Editora Urutau - 2021



Foi no ano passado, num Sarau da @foradaasa, um encontro de mulheres que escrevem, comemorando nossas escritas, fazendo leituras de textos nossos, ou que nos tocavam. A Lorena @lorenamadeinpara leu uma poesia que me impactou, e logo perguntei de quem era: do livro Toracotomia caseira, da Juliana Blasina, ela contou. Juliana mora na cidade de Rio Grande, no sul do Rio Grande do Sul, como a Lorena.

Quando me encontrei com toda a poesia desse livro, fiquei ainda mais sensibilizada pelas palavras da Juliana - sensibilizada e abalada.
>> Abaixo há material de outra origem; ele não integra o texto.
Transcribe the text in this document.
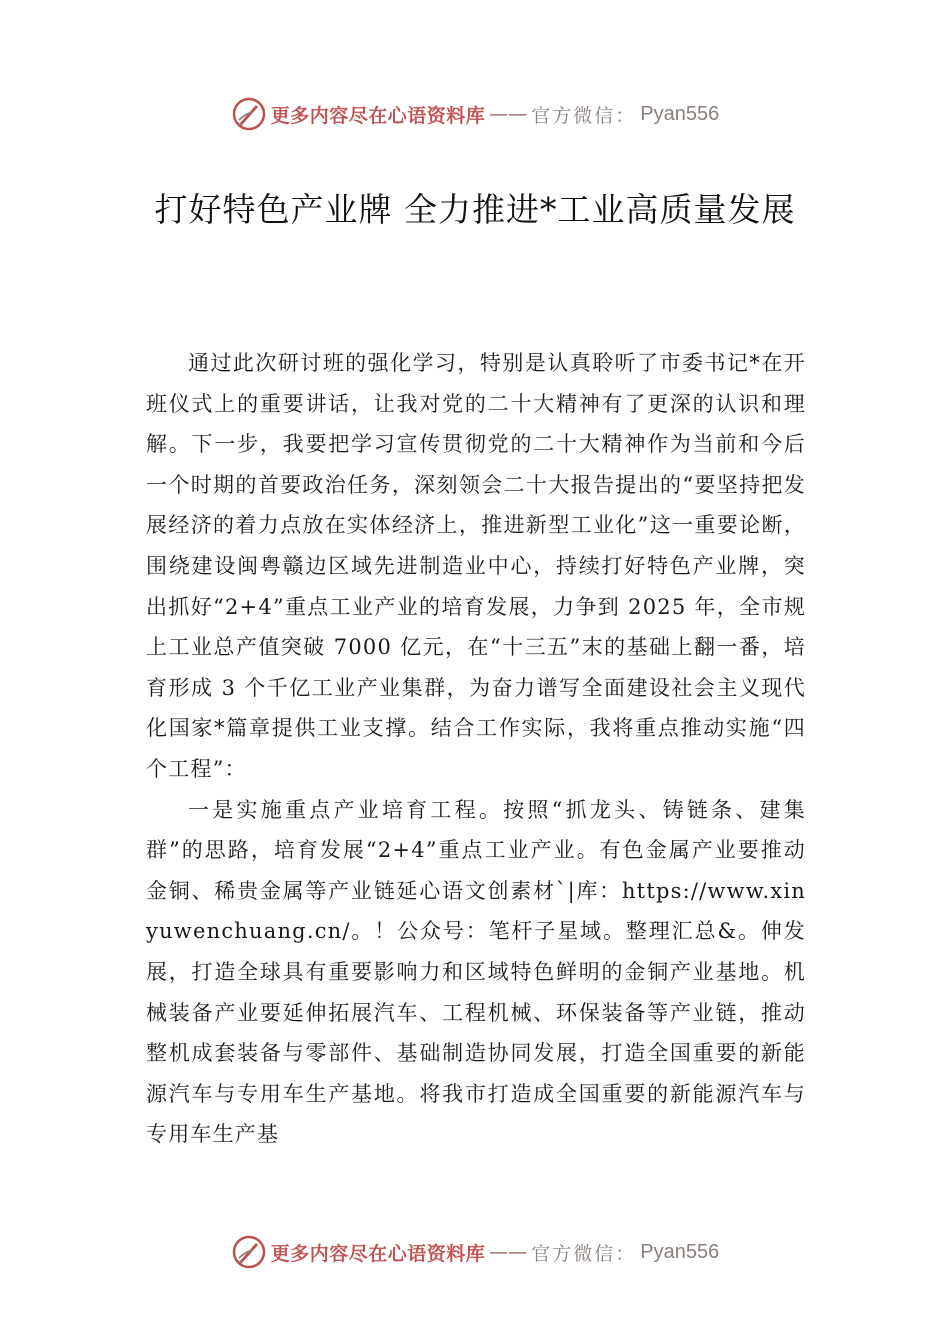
更多内容尽在心语资料库 —— 官方微信： Pyan556
打好特色产业牌 全力推进*工业高质量发展

通过此次研讨班的强化学习，特别是认真聆听了市委书记*在开班仪式上的重要讲话，让我对党的二十大精神有了更深的认识和理解。下一步，我要把学习宣传贯彻党的二十大精神作为当前和今后一个时期的首要政治任务，深刻领会二十大报告提出的“要坚持把发展经济的着力点放在实体经济上，推进新型工业化”这一重要论断，围绕建设闽粤赣边区域先进制造业中心，持续打好特色产业牌，突出抓好“2+4”重点工业产业的培育发展，力争到 2025 年，全市规上工业总产值突破 7000 亿元，在“十三五”末的基础上翻一番，培育形成 3 个千亿工业产业集群，为奋力谱写全面建设社会主义现代化国家*篇章提供工业支撑。结合工作实际，我将重点推动实施“四个工程”：

一是实施重点产业培育工程。按照“抓龙头、铸链条、建集群”的思路，培育发展“2+4”重点工业产业。有色金属产业要推动金铜、稀贵金属等产业链延心语文创素材`|库：https://www.xinyuwenchuang.cn/。！公众号：笔杆子星域。整理汇总&。伸发展，打造全球具有重要影响力和区域特色鲜明的金铜产业基地。机械装备产业要延伸拓展汽车、工程机械、环保装备等产业链，推动整机成套装备与零部件、基础制造协同发展，打造全国重要的新能源汽车与专用车生产基地。将我市打造成全国重要的新能源汽车与专用车生产基

更多内容尽在心语资料库 —— 官方微信： Pyan556
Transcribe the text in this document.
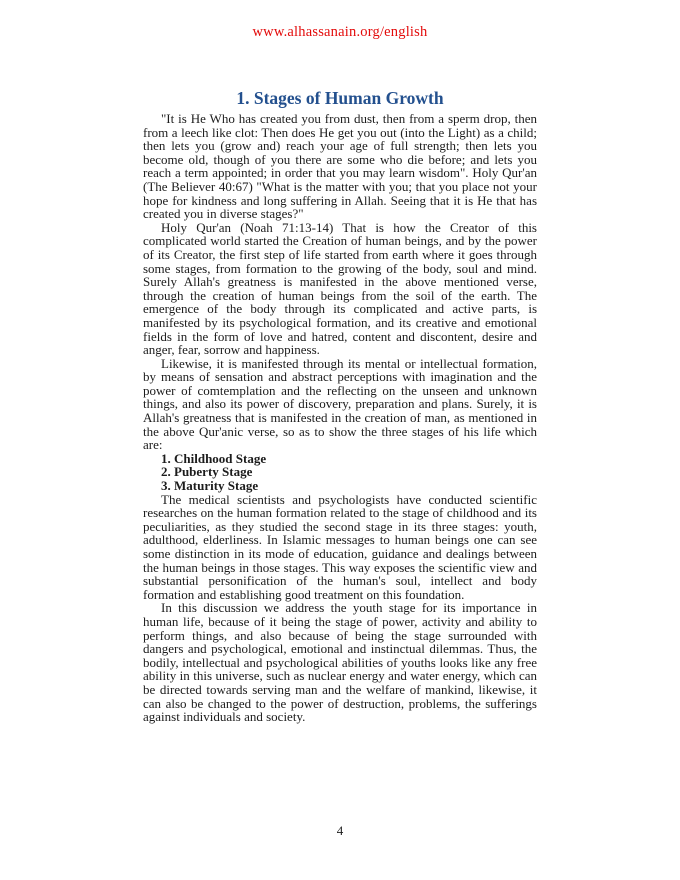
www.alhassanain.org/english
1. Stages of Human Growth

"It is He Who has created you from dust, then from a sperm drop, then from a leech like clot: Then does He get you out (into the Light) as a child; then lets you (grow and) reach your age of full strength; then lets you become old, though of you there are some who die before; and lets you reach a term appointed; in order that you may learn wisdom". Holy Qur'an (The Believer 40:67) "What is the matter with you; that you place not your hope for kindness and long suffering in Allah. Seeing that it is He that has created you in diverse stages?"

Holy Qur'an (Noah 71:13-14) That is how the Creator of this complicated world started the Creation of human beings, and by the power of its Creator, the first step of life started from earth where it goes through some stages, from formation to the growing of the body, soul and mind. Surely Allah's greatness is manifested in the above mentioned verse, through the creation of human beings from the soil of the earth. The emergence of the body through its complicated and active parts, is manifested by its psychological formation, and its creative and emotional fields in the form of love and hatred, content and discontent, desire and anger, fear, sorrow and happiness.

Likewise, it is manifested through its mental or intellectual formation, by means of sensation and abstract perceptions with imagination and the power of comtemplation and the reflecting on the unseen and unknown things, and also its power of discovery, preparation and plans. Surely, it is Allah's greatness that is manifested in the creation of man, as mentioned in the above Qur'anic verse, so as to show the three stages of his life which are:

1. Childhood Stage
2. Puberty Stage
3. Maturity Stage

The medical scientists and psychologists have conducted scientific researches on the human formation related to the stage of childhood and its peculiarities, as they studied the second stage in its three stages: youth, adulthood, elderliness. In Islamic messages to human beings one can see some distinction in its mode of education, guidance and dealings between the human beings in those stages. This way exposes the scientific view and substantial personification of the human's soul, intellect and body formation and establishing good treatment on this foundation.

In this discussion we address the youth stage for its importance in human life, because of it being the stage of power, activity and ability to perform things, and also because of being the stage surrounded with dangers and psychological, emotional and instinctual dilemmas. Thus, the bodily, intellectual and psychological abilities of youths looks like any free ability in this universe, such as nuclear energy and water energy, which can be directed towards serving man and the welfare of mankind, likewise, it can also be changed to the power of destruction, problems, the sufferings against individuals and society.

4
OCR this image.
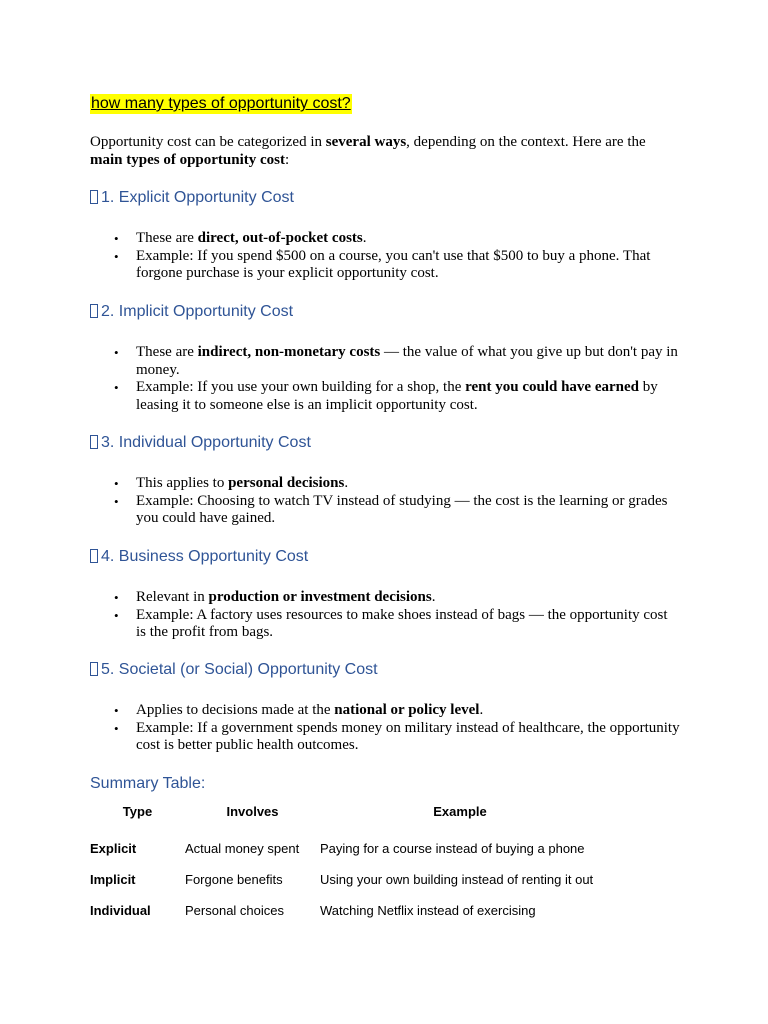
how many types of opportunity cost?
Opportunity cost can be categorized in several ways, depending on the context. Here are the main types of opportunity cost:
1. Explicit Opportunity Cost
• These are direct, out-of-pocket costs.
• Example: If you spend $500 on a course, you can't use that $500 to buy a phone. That forgone purchase is your explicit opportunity cost.
2. Implicit Opportunity Cost
• These are indirect, non-monetary costs — the value of what you give up but don't pay in money.
• Example: If you use your own building for a shop, the rent you could have earned by leasing it to someone else is an implicit opportunity cost.
3. Individual Opportunity Cost
• This applies to personal decisions.
• Example: Choosing to watch TV instead of studying — the cost is the learning or grades you could have gained.
4. Business Opportunity Cost
• Relevant in production or investment decisions.
• Example: A factory uses resources to make shoes instead of bags — the opportunity cost is the profit from bags.
5. Societal (or Social) Opportunity Cost
• Applies to decisions made at the national or policy level.
• Example: If a government spends money on military instead of healthcare, the opportunity cost is better public health outcomes.
Summary Table:
Type	Involves	Example
Explicit	Actual money spent	Paying for a course instead of buying a phone
Implicit	Forgone benefits	Using your own building instead of renting it out
Individual	Personal choices	Watching Netflix instead of exercising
Toracotomia, para quem não sabe, é a abertura cirúrgica do tórax. Em casa, em isolamento, foi onde alguns (com sorte!) pudemos estar com a pandemia da COVID-19. E é essa a sensação: uma abertura cirúrgica do tórax, feita em casa - na casa, com a casa, conosco e com os outros - o que nos rasgou e ainda rasga desde a visita indesejável do vírus.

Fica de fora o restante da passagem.